Last week’s review of the macro market indicators suggested, heading into the Presidents Day shortened week Gold ($GLD) looked to continue lower toward the bottom of the long term channel as Crude Oil ($USO) consolidated in the move higher. The US Dollar Index ($UUP) looked to continue towards a test of the top of a broad consolidation with US Treasuries ($TLT) consolidating but biased lower. The Shanghai Composite ($SSEC) was biased to the upside and Emerging Markets ($EEM) were biased to the downside short term in their rising trend. Volatility ($VIX) continued to look to be no factor creating an environment for the equity index ETF’s $SPY, $IWM and $QQQ, to move higher. Their charts agreed, all with a bias higher, with the IWM strongest followed by the SPY and then the QQQ. A hard reversal on Treasuries or major move higher from the US Dollar seemed to be the only outside influencers that could derail the equity move higher.

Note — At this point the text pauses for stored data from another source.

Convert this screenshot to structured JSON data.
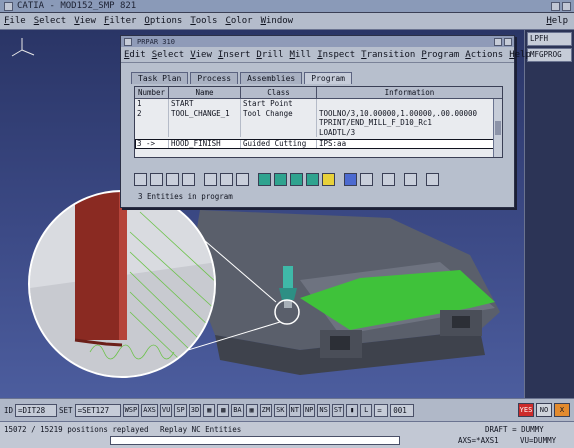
{
  "app": {
    "title": "CATIA - MOD152_SMP 821",
    "menu": [
      "File",
      "Select",
      "View",
      "Filter",
      "Options",
      "Tools",
      "Color",
      "Window"
    ],
    "help": "Help"
  },
  "side_panel": {
    "items": [
      "LPFH",
      "MFGPROG"
    ]
  },
  "dialog": {
    "title": "PRPAR 310",
    "menu": [
      "Edit",
      "Select",
      "View",
      "Insert",
      "Drill",
      "Mill",
      "Inspect",
      "Transition",
      "Program",
      "Actions"
    ],
    "help": "Help",
    "tabs": [
      "Task Plan",
      "Process",
      "Assemblies",
      "Program"
    ],
    "active_tab": "Program",
    "table": {
      "headers": [
        "Number",
        "Name",
        "Class",
        "Information"
      ],
      "rows": [
        {
          "num": "1",
          "name": "START",
          "cls": "Start Point",
          "info": ""
        },
        {
          "num": "2",
          "name": "TOOL_CHANGE_1",
          "cls": "Tool Change",
          "info": "TOOLNO/3,10.00000,1.00000,.00.00000"
        },
        {
          "num": "",
          "name": "",
          "cls": "",
          "info": "TPRINT/END_MILL_F_D10_Rc1"
        },
        {
          "num": "",
          "name": "",
          "cls": "",
          "info": "LOADTL/3"
        },
        {
          "num": "3 ->",
          "name": "HOOD_FINISH",
          "cls": "Guided Cutting",
          "info": "IPS:aa"
        }
      ]
    },
    "toolbar_icons": [
      "copy-icon",
      "paste-icon",
      "edit-icon",
      "flip-icon",
      "insert-left-icon",
      "insert-tool-icon",
      "machine-icon",
      "teal-op-1-icon",
      "teal-op-2-icon",
      "teal-op-3-icon",
      "teal-op-4-icon",
      "fp-icon",
      "blue-box-icon",
      "pencil-icon",
      "arrow-icon",
      "tag-icon",
      "wrench-icon"
    ],
    "status": "3 Entities in program"
  },
  "bottombar": {
    "id_label": "ID",
    "id_value": "=DIT28",
    "set_label": "SET",
    "set_value": "=SET127",
    "buttons": [
      "WSP",
      "AXS",
      "VU",
      "SP",
      "3D"
    ],
    "buttons2": [
      "BA",
      "ZM",
      "SK",
      "NT",
      "NP",
      "NS",
      "ST"
    ],
    "line_label": "L",
    "line_value": "=",
    "count_value": "001",
    "flags": [
      "YES",
      "NO",
      "X"
    ]
  },
  "statusbar": {
    "positions": "15072 / 15219 positions replayed",
    "replay": "Replay NC Entities",
    "draft": "DRAFT = DUMMY",
    "axs": "AXS=*AXS1",
    "vu": "VU=DUMMY",
    "progress": 0.99
  },
  "colors": {
    "accent_green": "#3fc23a",
    "teal": "#2fa38f",
    "model_gray": "#555a66",
    "tool_red": "#8a2a22"
  }
}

The week played out with Gold continuing lower before stalling just over support while Crude Oil pulled back to support. The US Dollar broke higher in a meaningful way while Treasuries continued their consolidation below resistance. The Shanghai Composite began a pullback while Emerging Markets took their queue from broad equities, dropping after the Fed minutes were released. Volatility bounced off of the lows but sold off to end the week well off the highs. The Equity Index ETF’s fell quickly after the release of the Fed minutes Wednesday but recovered nearly half of the losses Friday. What does this mean for the coming week? Lets look at some charts.

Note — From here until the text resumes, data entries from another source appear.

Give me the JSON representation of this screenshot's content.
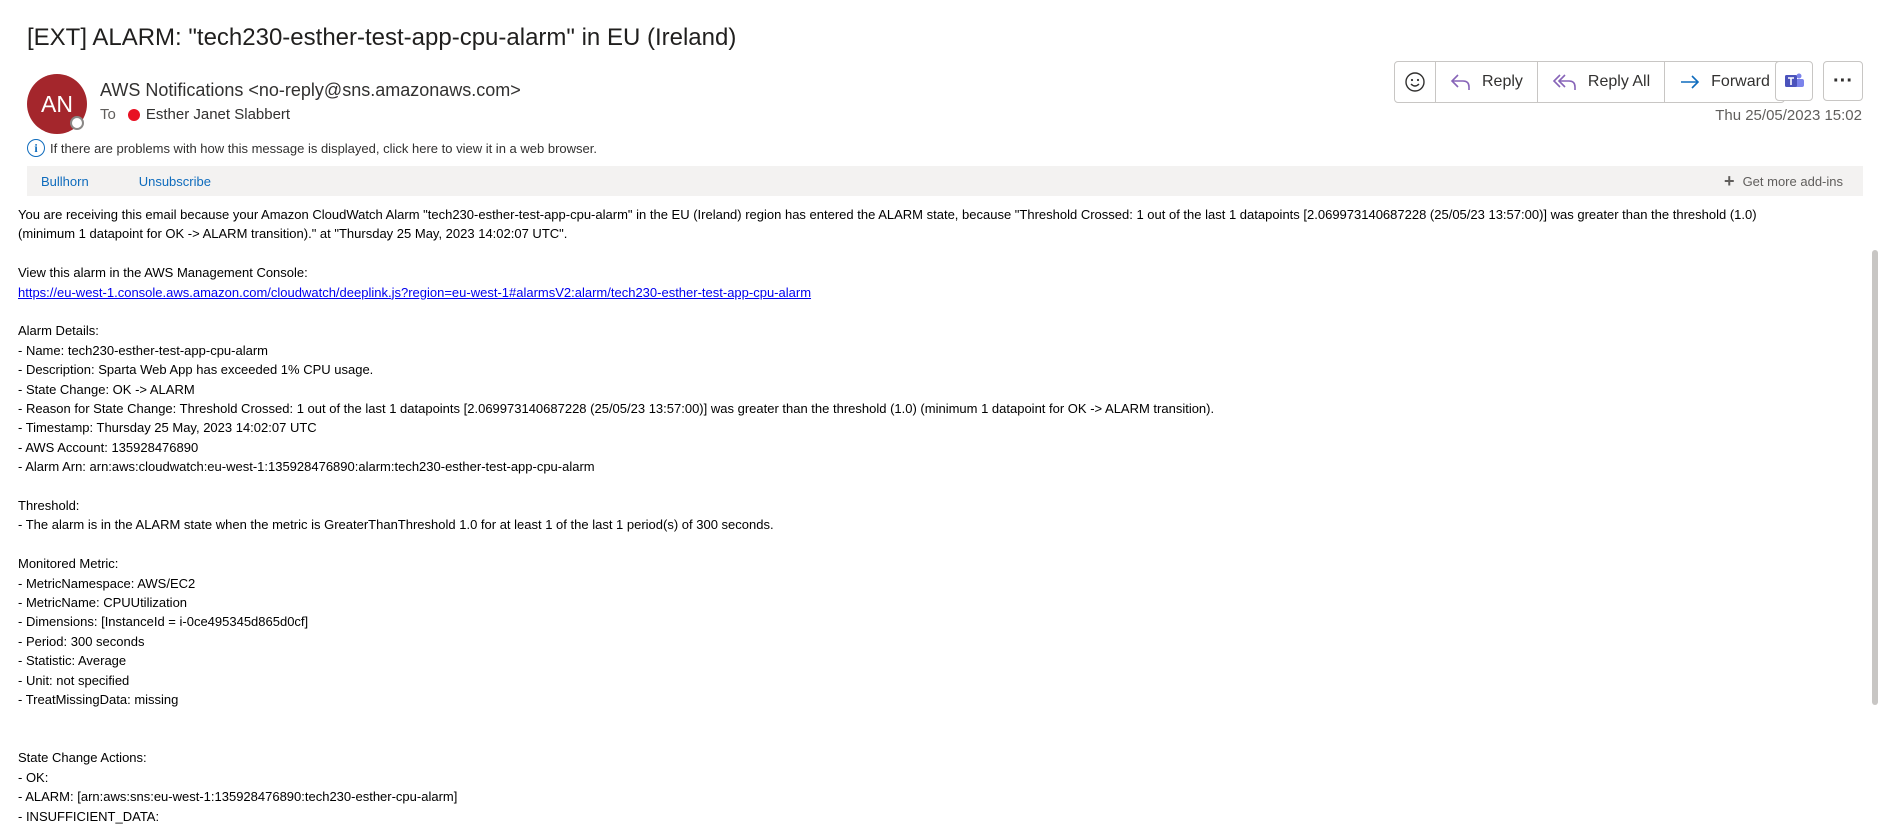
{
  "email": {
    "subject": "[EXT] ALARM: \"tech230-esther-test-app-cpu-alarm\" in EU (Ireland)",
    "avatar_initials": "AN",
    "sender": "AWS Notifications <no-reply@sns.amazonaws.com>",
    "to_label": "To",
    "recipient": "Esther Janet Slabbert",
    "info_text": "If there are problems with how this message is displayed, click here to view it in a web browser.",
    "date": "Thu 25/05/2023 15:02"
  },
  "toolbar": {
    "emoji_icon": "emoji-icon",
    "reply_label": "Reply",
    "reply_all_label": "Reply All",
    "forward_label": "Forward",
    "teams_icon": "teams-icon",
    "more_icon": "more-icon",
    "more_glyph": "···"
  },
  "addins": {
    "items": [
      "Bullhorn",
      "Unsubscribe"
    ],
    "get_more_label": "Get more add-ins"
  },
  "body": {
    "intro_line1": "You are receiving this email because your Amazon CloudWatch Alarm \"tech230-esther-test-app-cpu-alarm\" in the EU (Ireland) region has entered the ALARM state, because \"Threshold Crossed: 1 out of the last 1 datapoints [2.069973140687228 (25/05/23 13:57:00)] was greater than the threshold (1.0)",
    "intro_line2": "(minimum 1 datapoint for OK -> ALARM transition).\" at \"Thursday 25 May, 2023 14:02:07 UTC\".",
    "console_label": "View this alarm in the AWS Management Console:",
    "console_link": "https://eu-west-1.console.aws.amazon.com/cloudwatch/deeplink.js?region=eu-west-1#alarmsV2:alarm/tech230-esther-test-app-cpu-alarm",
    "details_heading": "Alarm Details:",
    "details": [
      "- Name: tech230-esther-test-app-cpu-alarm",
      "- Description: Sparta Web App has exceeded 1% CPU usage.",
      "- State Change: OK -> ALARM",
      "- Reason for State Change: Threshold Crossed: 1 out of the last 1 datapoints [2.069973140687228 (25/05/23 13:57:00)] was greater than the threshold (1.0) (minimum 1 datapoint for OK -> ALARM transition).",
      "- Timestamp: Thursday 25 May, 2023 14:02:07 UTC",
      "- AWS Account: 135928476890",
      "- Alarm Arn: arn:aws:cloudwatch:eu-west-1:135928476890:alarm:tech230-esther-test-app-cpu-alarm"
    ],
    "threshold_heading": "Threshold:",
    "threshold_line": "- The alarm is in the ALARM state when the metric is GreaterThanThreshold 1.0 for at least 1 of the last 1 period(s) of 300 seconds.",
    "metric_heading": "Monitored Metric:",
    "metric": [
      "- MetricNamespace: AWS/EC2",
      "- MetricName: CPUUtilization",
      "- Dimensions: [InstanceId = i-0ce495345d865d0cf]",
      "- Period: 300 seconds",
      "- Statistic: Average",
      "- Unit: not specified",
      "- TreatMissingData: missing"
    ],
    "actions_heading": "State Change Actions:",
    "actions": [
      "- OK:",
      "- ALARM: [arn:aws:sns:eu-west-1:135928476890:tech230-esther-cpu-alarm]",
      "- INSUFFICIENT_DATA:"
    ]
  }
}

As always you can see details of individual charts and more on my StockTwits feed and on chartly.)

SPY Daily, $SPY
spy d
SPY Weekly, $SPY
spy w

The SPY started the shortened week making a new high and then took a header upon the release of the Federal Reserve Meeting Minutes on Wednesday afternoon. The pullback lasted all of 2 days and 3 points before a bounce higher to end the week Friday. The Relative Strength Index (RSI) on the daily chart also bounced after a trip near the mid line, remaining in bullish territory with a Moving Average Convergence Divergence indicator (MACD) that is continuing to roll over. The latter signals that maybe we are not done pulling back yet. The weekly picture shows a Hanging Man candle holding over the rising wedge. This is a reversal candle if confirmed lower next week. The RSI on the weekly picture is bullish and strong though and the MACD signal line is still rising and no where near extreme levels, with a histogram that is leveling. This view could be stronger but it is not showing downside. Support lower is found at 150 and then 147.10 followed by 145.10 and 142.25. Resistance higher comes at 153.28 and then 157.46. Monday’s candle will likely determine the direction for the week. Short Term Potential Pullback Within Longer Term Uptrend.

Moving into the last week of February the markets gave a wake up call, but then hit the snooze button. Gold is the exception testing long term support while a Crude Oil pulls back in the uptrend. The US Dollar Index looks to continue its move higher with US Treasuries consolidating in the short term downtrend. The Shanghai Composite and Emerging Markets are biased to the downside as well. Volatility looks to remain low keeping the bias higher for the equity index ETF’s SPY, IWM and QQQ. The charts show potential for a short term pullback in the SPY and IWM but the longer term looks to the upside. This pullback could be triggered by a continued strong rise in the US Dollar through the nearby major resistance, Gold and Oil turning long term bearish, or Treasuries reversing higher. The QQQ however looks to be comfortable back in its channel within the long term consolidation. Its eventual breakout could be the key to the long term market direction. Use this information as you prepare for the coming week and trad’em well.